Yükseköğretim Kurulu olarak vakıf ve devlet üniversiteleri arasında herhangi bir ayrım gözetmediklerini vurgulayan YÖK Başkanı Özvar, üniversite ve sanayi işbirliğinin çok önemli olduğunu kaydetti. Özvar, üniversitelerdeki aşılama oranlarına da dikkat çekerek, öğrencilerin ve akademisyenlerin yüz yüze eğitimin sürdürülebilir kalması için aşılarını olması gerektiğinin altını çizdi.
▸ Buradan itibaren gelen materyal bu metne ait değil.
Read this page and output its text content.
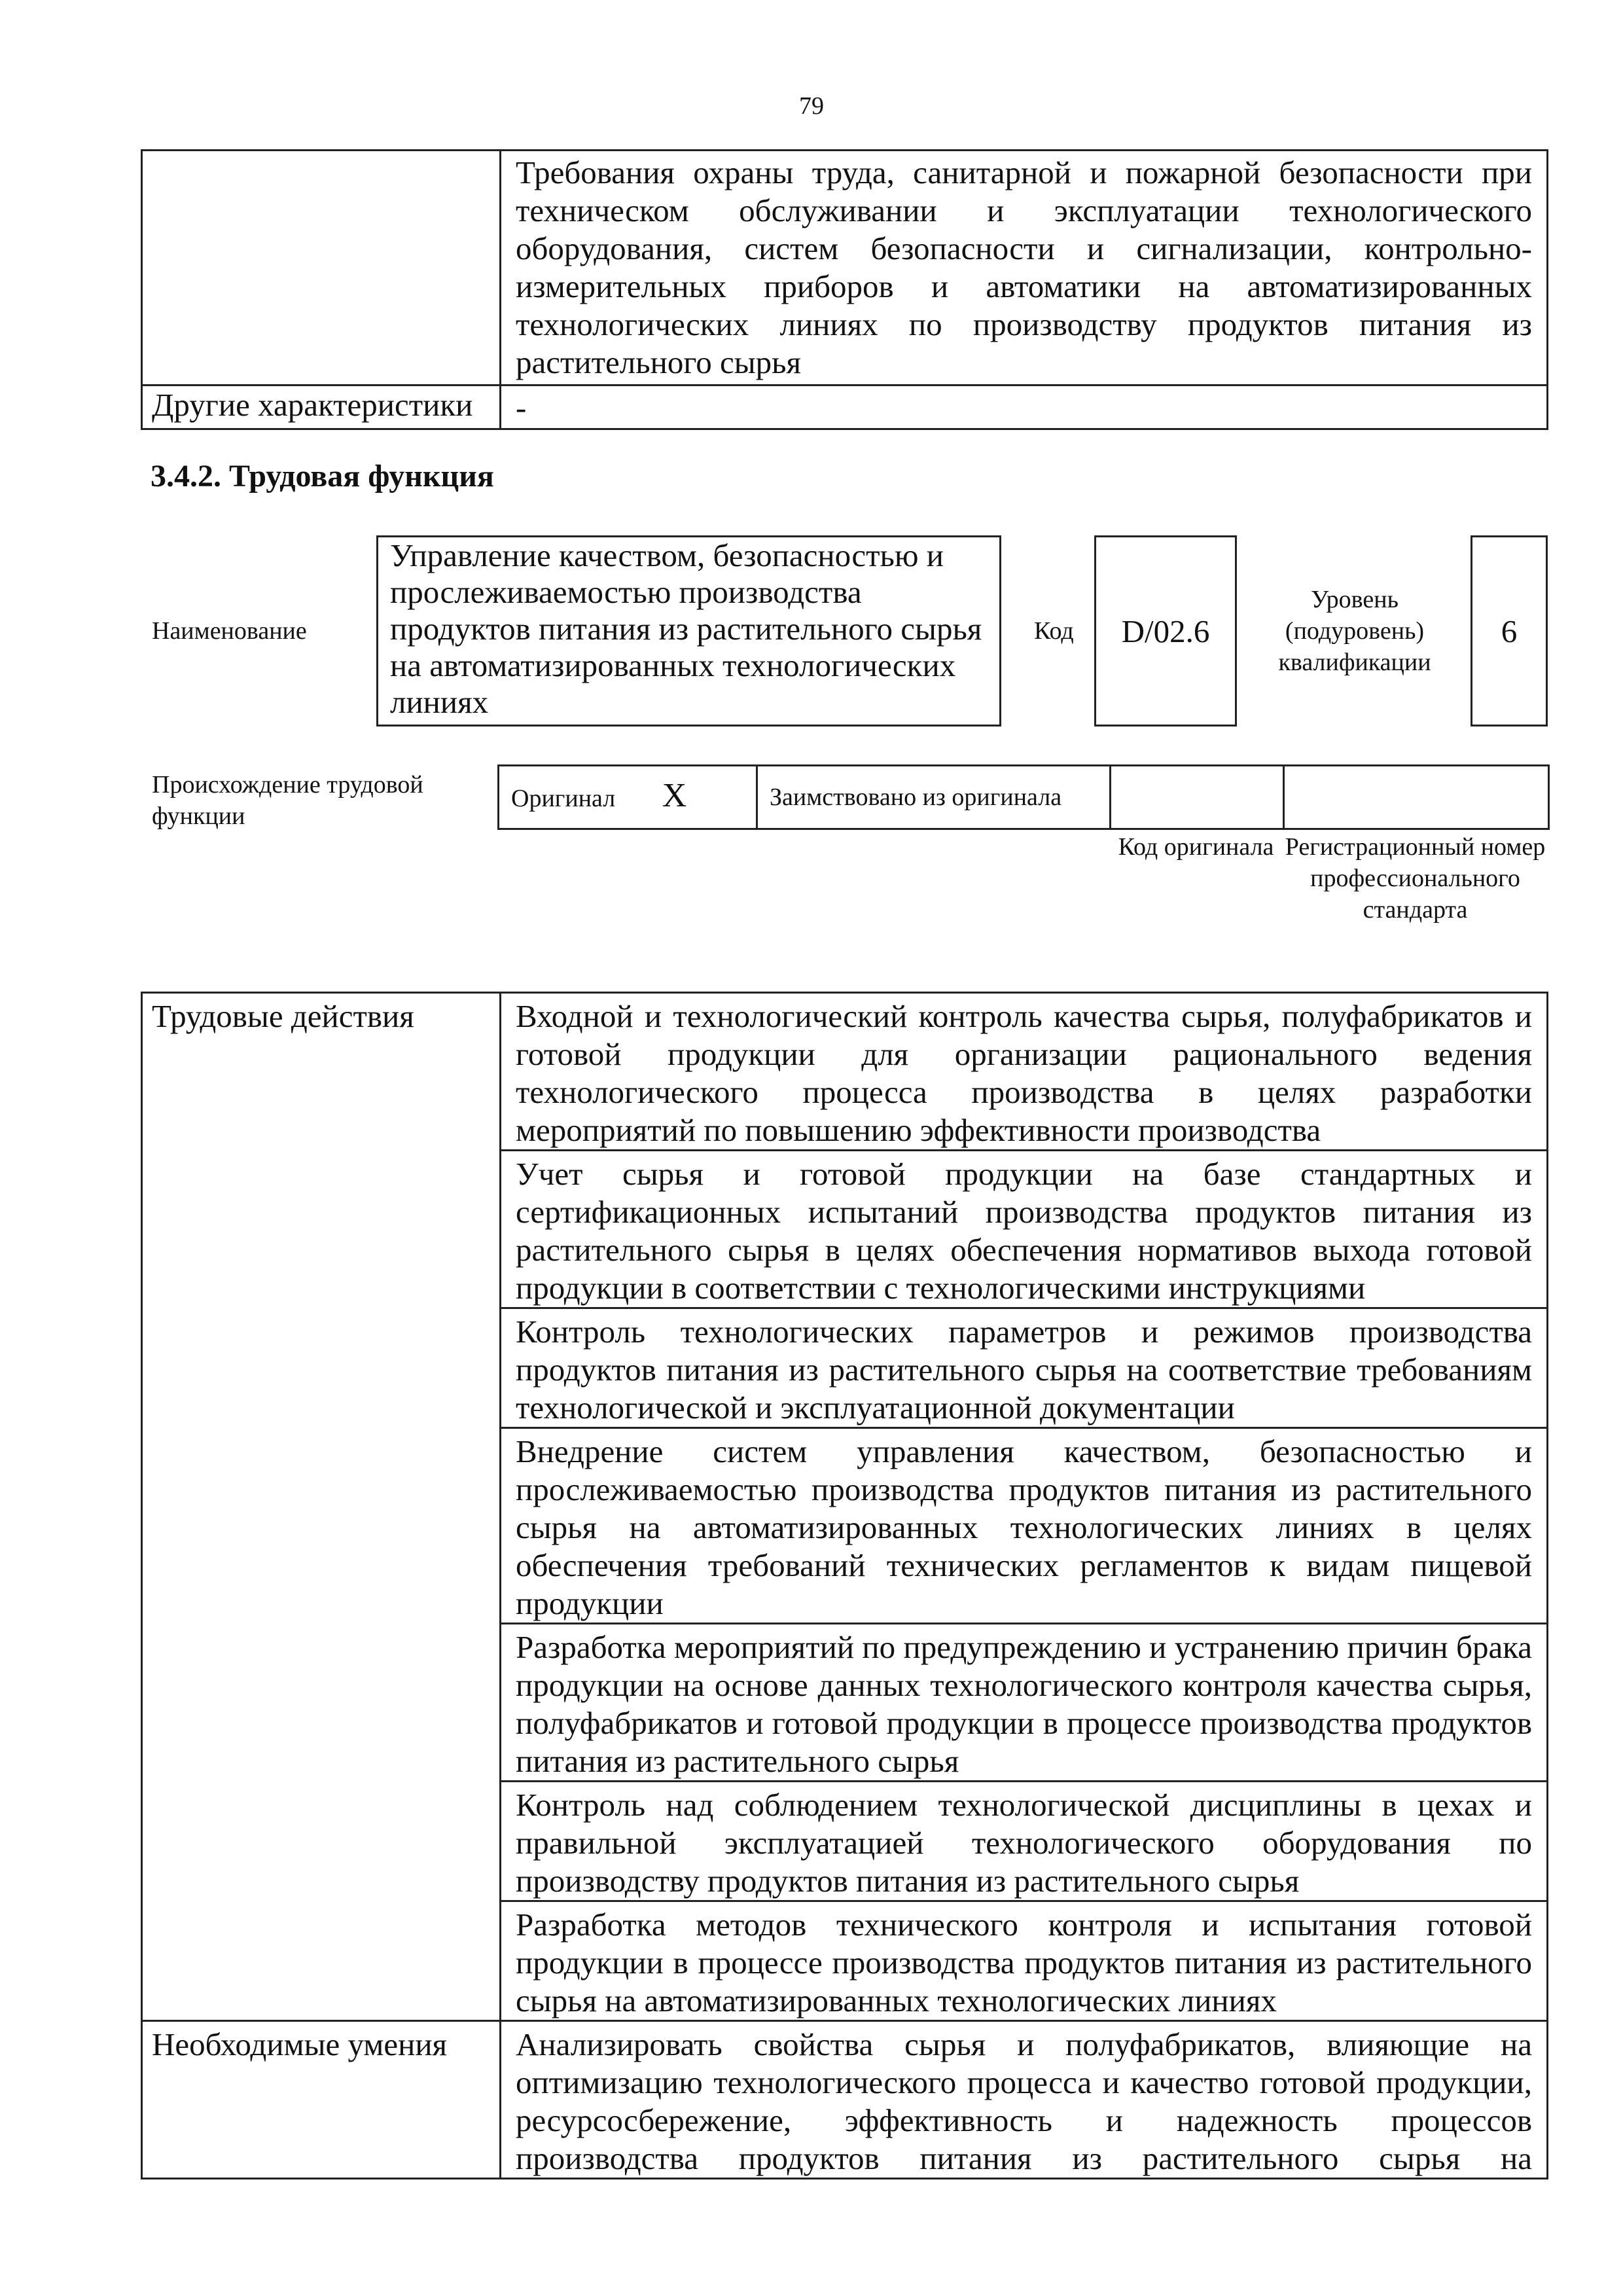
79
	Требования охраны труда, санитарной и пожарной безопасности при техническом обслуживании и эксплуатации технологического оборудования, систем безопасности и сигнализации, контрольно-измерительных приборов и автоматики на автоматизированных технологических линиях по производству продуктов питания из растительного сырья
Другие характеристики	-
3.4.2. Трудовая функция
Наименование
Управление качеством, безопасностью и прослеживаемостью производства продуктов питания из растительного сырья на автоматизированных технологических линиях
Код D/02.6
Уровень (подуровень) квалификации
6
Происхождение трудовой функции
Оригинал X	Заимствовано из оригинала		
Код оригинала Регистрационный номер профессионального стандарта
Трудовые действия	Входной и технологический контроль качества сырья, полуфабрикатов и готовой продукции для организации рационального ведения технологического процесса производства в целях разработки мероприятий по повышению эффективности производства
	Учет сырья и готовой продукции на базе стандартных и сертификационных испытаний производства продуктов питания из растительного сырья в целях обеспечения нормативов выхода готовой продукции в соответствии с технологическими инструкциями
	Контроль технологических параметров и режимов производства продуктов питания из растительного сырья на соответствие требованиям технологической и эксплуатационной документации
	Внедрение систем управления качеством, безопасностью и прослеживаемостью производства продуктов питания из растительного сырья на автоматизированных технологических линиях в целях обеспечения требований технических регламентов к видам пищевой продукции
	Разработка мероприятий по предупреждению и устранению причин брака продукции на основе данных технологического контроля качества сырья, полуфабрикатов и готовой продукции в процессе производства продуктов питания из растительного сырья
	Контроль над соблюдением технологической дисциплины в цехах и правильной эксплуатацией технологического оборудования по производству продуктов питания из растительного сырья
	Разработка методов технического контроля и испытания готовой продукции в процессе производства продуктов питания из растительного сырья на автоматизированных технологических линиях
Необходимые умения	Анализировать свойства сырья и полуфабрикатов, влияющие на оптимизацию технологического процесса и качество готовой продукции, ресурсосбережение, эффективность и надежность процессов производства продуктов питания из растительного сырья на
TOBB Başkanı Hisarcıklıoğlu ise, Türkiye’nin yükseköğretim açısından birçok Avrupa ülkesinden çok daha iyi durumda olduğunu vurgulayarak, “Türkiye’de uluslararası standartlarda eğitim hizmeti sunan başarılı üniversite sayısında, vakıf üniversitelerinin çokluğu da bir diğer çarpıcı gerçektir. Burada büyük bir potansiyel var. Dolaysıyla bu potansiyelin daha iyi tanıtılmaya ihtiyacı var. Ülkemiz üniversitelerinin yurt dışı öğrenciler tarafından talep edilmesinin sağlanması, ülkemizin uzun vadeli çıkarları açısından da büyük önem taşımaktadır. İşte bizler de bu alandaki ihtiyacı gördük ve 2006 yılında Türkiye Yükseköğretim Meclisimizi kurduk. Meclisimiz o günden bu yana vakıf üniversitelerimiz ile kamu sektörü arasında köprü vazifesi görmektedir. Sektörel gelişmeleri yakından takip eden Meclisimiz, sektör ihtiyaçlarını ve sorunlarını kapsamlı bir şekilde ele almakta ve çözümler geliştirerek, kamu ile istişare ederek, bunların sonuçlandırılmasını sağlamaktadır. Dolayısıyla Meclisimiz, özel sektörün taleplerini kamu sektörü ile birlikte değerlendirdiği ortak bir zemin, sektörün gelişmesini teşvik edecek proje ve faaliyet önerilerinin geliştirildiği bir platformdur. Diğer yandan biz biliyoruz ki, YÖK’ün kültüründe her zaman, alınan kararları sektörle işbirliği içinde yapmak var. Dolayısıyla işbirliğimizin gelişerek süreceğine inanıyorum. Zaten hepinizin bildiği üzere Sayın YÖK Başkanımız sektörün içinden gelen, bizleri yakından tanıyan birisi. Yükseköğretimin farklı kademelerinde görevlerde bulunmasının da sektörümüz için büyük bir şans ve fırsat diye düşünüyorum.”

Daha sonra basına kapalı devam eden toplantıda vakıf üniversitelerinin temsilcileri YÖK Başkanı Özvar’a görüş ve temennilerini ileterek, yükseköğretim sistemiyle ilgili değerlendirmelerini sundu.